Samsung’s latest compact interchangeable-lens camera
By David Dahlquist
Samsung on Tuesday announced the NX100, a 14.6 megapixel compact interchangeable lens camera that aims to pack the power of a DSLR in the body of a compact point-and-shoot. The NX100 shares much of its technology with Samsung’s slightly bulkier NX10 model, such as an APS-C size sensor, a 3-inch AMOLED screen, and 720p HD movie recording. The NX100’s 100-3200 ISO will be expandable to a maximum of 6400. Unlike the NX10, a detachable flash and electronic viewfinder will be sold separately instead of packaged with the camera.
One of the NX100’s highly touted features is its special i-Function lens, which will let users select and adjust exposure parameters by using a single button and focus ring on the lens. Typically, photographers wrap their hands around the lens when holding the camera. The i-Function lens will let users quickly change settings like shutter speed, aperture, EV, WB, and ISO, without needing to take the camera off target.

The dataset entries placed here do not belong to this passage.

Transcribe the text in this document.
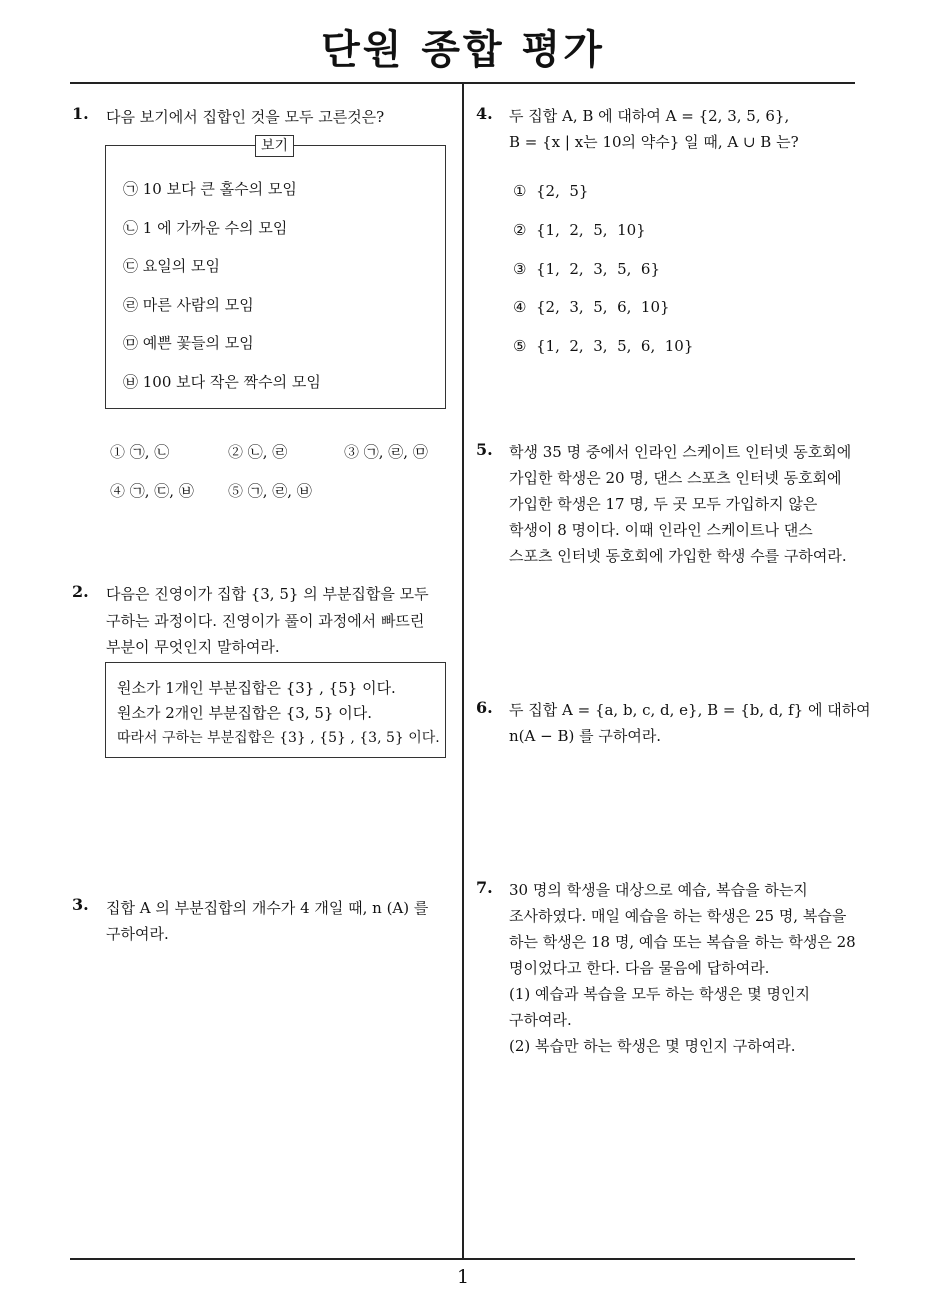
단원 종합 평가
1
1. 다음 보기에서 집합인 것을 모두 고른것은?
보기
㉠ 10 보다 큰 홀수의 모임
㉡ 1 에 가까운 수의 모임
㉢ 요일의 모임
㉣ 마른 사람의 모임
㉤ 예쁜 꽃들의 모임
㉥ 100 보다 작은 짝수의 모임
① ㉠, ㉡	② ㉡, ㉣	③ ㉠, ㉣, ㉤
④ ㉠, ㉢, ㉥ ⑤ ㉠, ㉣, ㉥
2. 다음은 진영이가 집합 {3, 5} 의 부분집합을 모두
구하는 과정이다. 진영이가 풀이 과정에서 빠뜨린
부분이 무엇인지 말하여라.
원소가 1개인 부분집합은 {3} , {5} 이다.
원소가 2개인 부분집합은 {3, 5} 이다.
따라서 구하는 부분집합은 {3} , {5} , {3, 5} 이다.
3. 집합 A 의 부분집합의 개수가 4 개일 때, n (A) 를
구하여라.
4. 두 집합 A, B 에 대하여 A = {2, 3, 5, 6},
B = {x | x는 10의 약수} 일 때, A ∪ B 는?
①  {2,  5}
②  {1,  2,  5,  10}
③  {1,  2,  3,  5,  6}
④  {2,  3,  5,  6,  10}
⑤  {1,  2,  3,  5,  6,  10}
5. 학생 35 명 중에서 인라인 스케이트 인터넷 동호회에
가입한 학생은 20 명, 댄스 스포츠 인터넷 동호회에
가입한 학생은 17 명, 두 곳 모두 가입하지 않은
학생이 8 명이다. 이때 인라인 스케이트나 댄스
스포츠 인터넷 동호회에 가입한 학생 수를 구하여라.
6. 두 집합 A = {a, b, c, d, e}, B = {b, d, f} 에 대하여
n(A − B) 를 구하여라.
7. 30 명의 학생을 대상으로 예습, 복습을 하는지
조사하였다. 매일 예습을 하는 학생은 25 명, 복습을
하는 학생은 18 명, 예습 또는 복습을 하는 학생은 28
명이었다고 한다. 다음 물음에 답하여라.
(1) 예습과 복습을 모두 하는 학생은 몇 명인지
구하여라.
(2) 복습만 하는 학생은 몇 명인지 구하여라.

The NX100 also features a lens priority mode, which makes switching lenses easier for less experienced photographers. Each lens is marked with icons that illustrate their main usages, and the camera will provide scene options specifically designed for the lens being used—when a landscape lens is attached, for example, the camera will immediately switch to landscape mode. The camera will also be able to recognize Samsung’s upcoming specialized lenses, and will automatically configure the settings that would best match with them.
At launch, a compact zoom 20-50mm lens will be available, and a 20mm wide angle Pancake lens will be introduced shortly after. Two additional specialized lenses will be available in the first half of 2011: a 60mm Macro lens and 18-200mm Super Zoom lens. Further accessories, including an electronic viewfinder, flash, and GPS tracker, are also planned.
The NX100 will be available in brown and black in the US. It will be sold packaged with the 20-50mm lens for $600 and begin shipping in October.